Imaging devices, such as ink jet printers, typically include one or more printheads each having a plurality of ink jets from which drops of ink are ejected towards an image receiving member to form images. The receiving member may be recording media or it may be a rotating intermediate imaging member, such as a print drum or belt. In a printhead, individual piezoelectric, thermal, or acoustic actuators in the ink jets generate mechanical forces that expel ink drops through an ink jet nozzle or orifice in response to an electrical voltage signal, sometimes called a driving signal. The amplitude, or voltage level, of the signals affects the amount of ink ejected in each drop. Images are formed on the receiving member by selectively activating the actuators of the ink jets to eject drops in timed registration with the relative movement of the receiving member with respect to the printhead(s).
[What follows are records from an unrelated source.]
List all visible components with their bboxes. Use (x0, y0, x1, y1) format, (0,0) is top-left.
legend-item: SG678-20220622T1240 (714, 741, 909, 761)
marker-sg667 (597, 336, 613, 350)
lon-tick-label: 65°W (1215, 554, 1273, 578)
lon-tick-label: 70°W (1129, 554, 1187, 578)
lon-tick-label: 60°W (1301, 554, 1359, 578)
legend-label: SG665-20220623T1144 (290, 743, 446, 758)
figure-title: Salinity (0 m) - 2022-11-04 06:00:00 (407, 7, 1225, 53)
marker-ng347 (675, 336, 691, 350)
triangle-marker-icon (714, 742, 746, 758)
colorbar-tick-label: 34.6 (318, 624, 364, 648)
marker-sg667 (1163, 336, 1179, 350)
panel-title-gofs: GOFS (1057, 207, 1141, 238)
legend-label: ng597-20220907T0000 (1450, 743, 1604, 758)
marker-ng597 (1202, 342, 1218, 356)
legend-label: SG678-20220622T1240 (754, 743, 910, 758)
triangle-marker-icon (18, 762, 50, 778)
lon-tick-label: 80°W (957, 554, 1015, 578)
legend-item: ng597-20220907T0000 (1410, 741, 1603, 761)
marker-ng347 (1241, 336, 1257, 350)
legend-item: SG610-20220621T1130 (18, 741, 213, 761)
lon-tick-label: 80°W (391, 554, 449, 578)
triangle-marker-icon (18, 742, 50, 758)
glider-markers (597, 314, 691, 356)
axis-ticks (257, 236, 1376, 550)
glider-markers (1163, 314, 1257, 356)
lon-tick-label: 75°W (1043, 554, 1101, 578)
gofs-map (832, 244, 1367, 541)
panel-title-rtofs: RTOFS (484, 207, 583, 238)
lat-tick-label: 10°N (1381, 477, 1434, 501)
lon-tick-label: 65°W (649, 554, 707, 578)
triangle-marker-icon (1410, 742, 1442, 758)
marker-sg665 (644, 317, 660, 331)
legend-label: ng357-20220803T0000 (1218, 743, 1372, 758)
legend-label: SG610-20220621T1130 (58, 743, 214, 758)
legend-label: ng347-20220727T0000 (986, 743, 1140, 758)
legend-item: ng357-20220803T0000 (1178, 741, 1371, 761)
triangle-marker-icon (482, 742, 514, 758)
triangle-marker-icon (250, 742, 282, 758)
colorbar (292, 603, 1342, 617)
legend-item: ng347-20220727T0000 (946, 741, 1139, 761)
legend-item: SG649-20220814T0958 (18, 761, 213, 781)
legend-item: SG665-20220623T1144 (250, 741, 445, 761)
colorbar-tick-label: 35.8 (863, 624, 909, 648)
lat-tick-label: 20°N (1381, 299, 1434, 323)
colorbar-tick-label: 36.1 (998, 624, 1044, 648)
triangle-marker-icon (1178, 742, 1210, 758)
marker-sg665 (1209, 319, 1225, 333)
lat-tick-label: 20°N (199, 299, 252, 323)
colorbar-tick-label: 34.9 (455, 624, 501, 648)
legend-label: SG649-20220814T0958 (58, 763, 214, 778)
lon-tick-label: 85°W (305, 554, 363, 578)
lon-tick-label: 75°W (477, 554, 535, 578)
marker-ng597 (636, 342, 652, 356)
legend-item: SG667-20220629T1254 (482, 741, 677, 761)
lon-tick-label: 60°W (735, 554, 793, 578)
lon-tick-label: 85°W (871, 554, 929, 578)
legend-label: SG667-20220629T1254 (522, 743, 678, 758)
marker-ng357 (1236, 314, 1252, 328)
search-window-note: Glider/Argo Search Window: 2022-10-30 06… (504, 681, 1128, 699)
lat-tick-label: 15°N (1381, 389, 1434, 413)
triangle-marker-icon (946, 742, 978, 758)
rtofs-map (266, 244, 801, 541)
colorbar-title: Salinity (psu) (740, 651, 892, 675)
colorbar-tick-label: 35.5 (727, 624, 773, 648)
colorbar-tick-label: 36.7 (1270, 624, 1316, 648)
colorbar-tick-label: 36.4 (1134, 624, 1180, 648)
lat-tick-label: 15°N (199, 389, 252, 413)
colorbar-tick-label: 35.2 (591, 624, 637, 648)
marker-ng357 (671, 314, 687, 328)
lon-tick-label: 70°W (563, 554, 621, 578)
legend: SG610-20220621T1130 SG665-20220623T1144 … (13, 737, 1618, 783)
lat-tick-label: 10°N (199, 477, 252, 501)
The image quality of the images produced by an imaging device is determined in part by the drop mass of the drops generated by the ink jets. Image quality may be degraded if the ink jets of the printheads produce drops having drop mass that is not within specification or if they have inconsistent drop mass from jet to jet, or printhead to printhead. As part of a setup or maintenance routine, the printheads of an imaging device may undergo a normalization or calibration process so that the ink jets of the printheads produce ink drops having substantially uniform drop mass within desired specifications. Normalization of the ink jets of the printheads may be accomplished by modifying the driving signals that are used to activate the actuators of the jets. To enable normalization of the drop mass of the drops produced by the ink jets, the drop mass must first be determined. Knowledge of the drop mass enables calibration of the driving signals for the ink jets so that the ink jets of the printheads produce drops having substantially the same drop mass.
In previously known systems, however, the drop mass of drops emitted by a printhead or printheads of an imaging device was determined by printing onto transparencies and measuring the weight difference before and after the ink is transfixed to the sheets. The weight difference between the printed and non-printed sheets corresponds to the total weight of the ink on the sheet which is then divided by the total number of drops printed onto the sheet to arrive at the average drop mass for the printhead or printheads used to print onto the transparencies. Based on the determined average drop mass using the printed transparencies, the drive signals for actuating the ink jets of the printheads may be calibrated to adjust the drop mass of the drops produced by a printhead to be within specifications. While such a method of determining average drop mass is effective, such techniques are typically only available for use at the factory, not in the field. In addition, it may take several iterations and huge amounts of resources, i.e., time, transparencies, and ink, to calibrate the overall drop mass in a printhead.